There was no increase in blood sugar levels, which was important for that strategy. There were also decreases in inflammatory markers such as CRP. Even the liver enzymes, like ALT, were reduced with tesamorelin. When you take it together, you have an agent, thus far in preliminary studies, which reduces visceral fat, reduces liver fat, reduces liver inflammation, and prevents fibrosis.
Of course, this set of studies will need to be further confirmed. It's promising, I'd say. It basically addresses a set of physiological problems in the HIV population that exist, the low growth hormone and the increased liver fat in that population.
It's not the only agent. Whenever you consider fatty liver disease, you also want to talk about lifestyle changes, which are important and probably should be the first‑line therapy, to be honest with you. I mentioned that in my symposium.
If you lose about 10 percent of your weight, you get significant reductions of liver fat and fibrosis. That's always a good idea, but we all know that that can be hard to achieve. It's a good goal. It should be tried, but you might need pharmacological therapy.
On top of tesamorelin, there are other things that have been tried. Pioglitazone, which is a diabetic agent, has had some efficacy. Semaglutide, which is another diabetic agent, which is associated with weight loss and was proven to reduce liver inflammation in the non‑HIV population and reduce weight, is being tried, I think, in the HIV population. That's promising.

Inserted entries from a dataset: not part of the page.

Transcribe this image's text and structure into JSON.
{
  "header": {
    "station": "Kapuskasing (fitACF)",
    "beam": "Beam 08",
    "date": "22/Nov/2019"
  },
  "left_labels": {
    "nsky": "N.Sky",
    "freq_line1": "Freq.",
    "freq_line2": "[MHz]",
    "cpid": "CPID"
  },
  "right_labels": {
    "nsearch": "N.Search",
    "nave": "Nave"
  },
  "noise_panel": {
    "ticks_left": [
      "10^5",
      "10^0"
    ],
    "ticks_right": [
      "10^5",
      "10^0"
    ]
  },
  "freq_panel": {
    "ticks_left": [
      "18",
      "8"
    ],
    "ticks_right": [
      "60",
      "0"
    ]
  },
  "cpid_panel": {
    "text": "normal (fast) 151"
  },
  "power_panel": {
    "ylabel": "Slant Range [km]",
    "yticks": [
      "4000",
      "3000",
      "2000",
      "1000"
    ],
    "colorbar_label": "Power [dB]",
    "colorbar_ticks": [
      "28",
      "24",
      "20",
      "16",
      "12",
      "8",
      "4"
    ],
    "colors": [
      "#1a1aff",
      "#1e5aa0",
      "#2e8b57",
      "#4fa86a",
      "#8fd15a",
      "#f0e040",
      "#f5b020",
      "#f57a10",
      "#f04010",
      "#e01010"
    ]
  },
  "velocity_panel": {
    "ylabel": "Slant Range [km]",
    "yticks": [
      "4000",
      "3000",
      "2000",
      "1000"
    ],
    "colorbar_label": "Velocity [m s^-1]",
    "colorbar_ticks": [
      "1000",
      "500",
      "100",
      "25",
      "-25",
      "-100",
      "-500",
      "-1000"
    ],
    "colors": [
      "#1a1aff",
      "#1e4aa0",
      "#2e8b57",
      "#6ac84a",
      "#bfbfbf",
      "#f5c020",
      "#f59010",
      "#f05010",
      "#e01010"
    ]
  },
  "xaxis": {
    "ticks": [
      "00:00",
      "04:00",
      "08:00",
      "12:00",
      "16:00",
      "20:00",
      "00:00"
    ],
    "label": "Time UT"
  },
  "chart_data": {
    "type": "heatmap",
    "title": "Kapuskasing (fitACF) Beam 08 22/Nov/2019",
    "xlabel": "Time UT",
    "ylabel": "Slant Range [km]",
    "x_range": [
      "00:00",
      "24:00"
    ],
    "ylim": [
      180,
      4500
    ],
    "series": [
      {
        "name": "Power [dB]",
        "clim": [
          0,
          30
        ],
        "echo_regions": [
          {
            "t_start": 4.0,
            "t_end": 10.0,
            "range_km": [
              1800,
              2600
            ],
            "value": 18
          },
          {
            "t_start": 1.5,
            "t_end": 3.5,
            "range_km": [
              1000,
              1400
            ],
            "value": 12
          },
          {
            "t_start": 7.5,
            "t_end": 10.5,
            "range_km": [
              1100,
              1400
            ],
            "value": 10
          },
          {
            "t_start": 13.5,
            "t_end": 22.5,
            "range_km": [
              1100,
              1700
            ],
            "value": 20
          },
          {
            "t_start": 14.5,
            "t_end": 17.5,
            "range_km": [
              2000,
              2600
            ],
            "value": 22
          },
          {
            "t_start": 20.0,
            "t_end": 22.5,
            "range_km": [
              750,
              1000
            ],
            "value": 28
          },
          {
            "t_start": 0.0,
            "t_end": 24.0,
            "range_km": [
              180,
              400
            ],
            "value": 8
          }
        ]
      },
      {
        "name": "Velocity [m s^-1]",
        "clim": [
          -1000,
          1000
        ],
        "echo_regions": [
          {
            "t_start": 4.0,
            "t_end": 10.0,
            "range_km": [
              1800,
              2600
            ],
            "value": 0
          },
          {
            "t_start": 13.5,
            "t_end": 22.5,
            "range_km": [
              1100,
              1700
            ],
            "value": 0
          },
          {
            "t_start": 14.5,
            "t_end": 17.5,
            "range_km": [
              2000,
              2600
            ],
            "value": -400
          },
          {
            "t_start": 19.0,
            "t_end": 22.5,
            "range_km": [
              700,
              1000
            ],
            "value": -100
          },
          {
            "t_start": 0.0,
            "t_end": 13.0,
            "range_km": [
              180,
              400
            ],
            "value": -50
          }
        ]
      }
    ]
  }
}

Vitamin E has had some mild effects. There have been some failures. Aramchol was a failure in HIV, did not reduce liver fat. I would say that there are a number of potential strategies out there. Another one is cenicriviroc, which is a CCR2/CCR5 antagonist, which may reduce inflammation, although it's had some setbacks in the general population.
Tesamorelin may be the most advanced of the agents that are being tried and may be studied further in that population. The important thing is it's a natural hypothalamic peptide which augments our own growth hormone pulsatility. It's a gentle drug. It's working to correct a problem that's existing physiologically in those patients.
I'd like to thank the audience who are watching this and for the people who participated in the symposium. Thank you so much.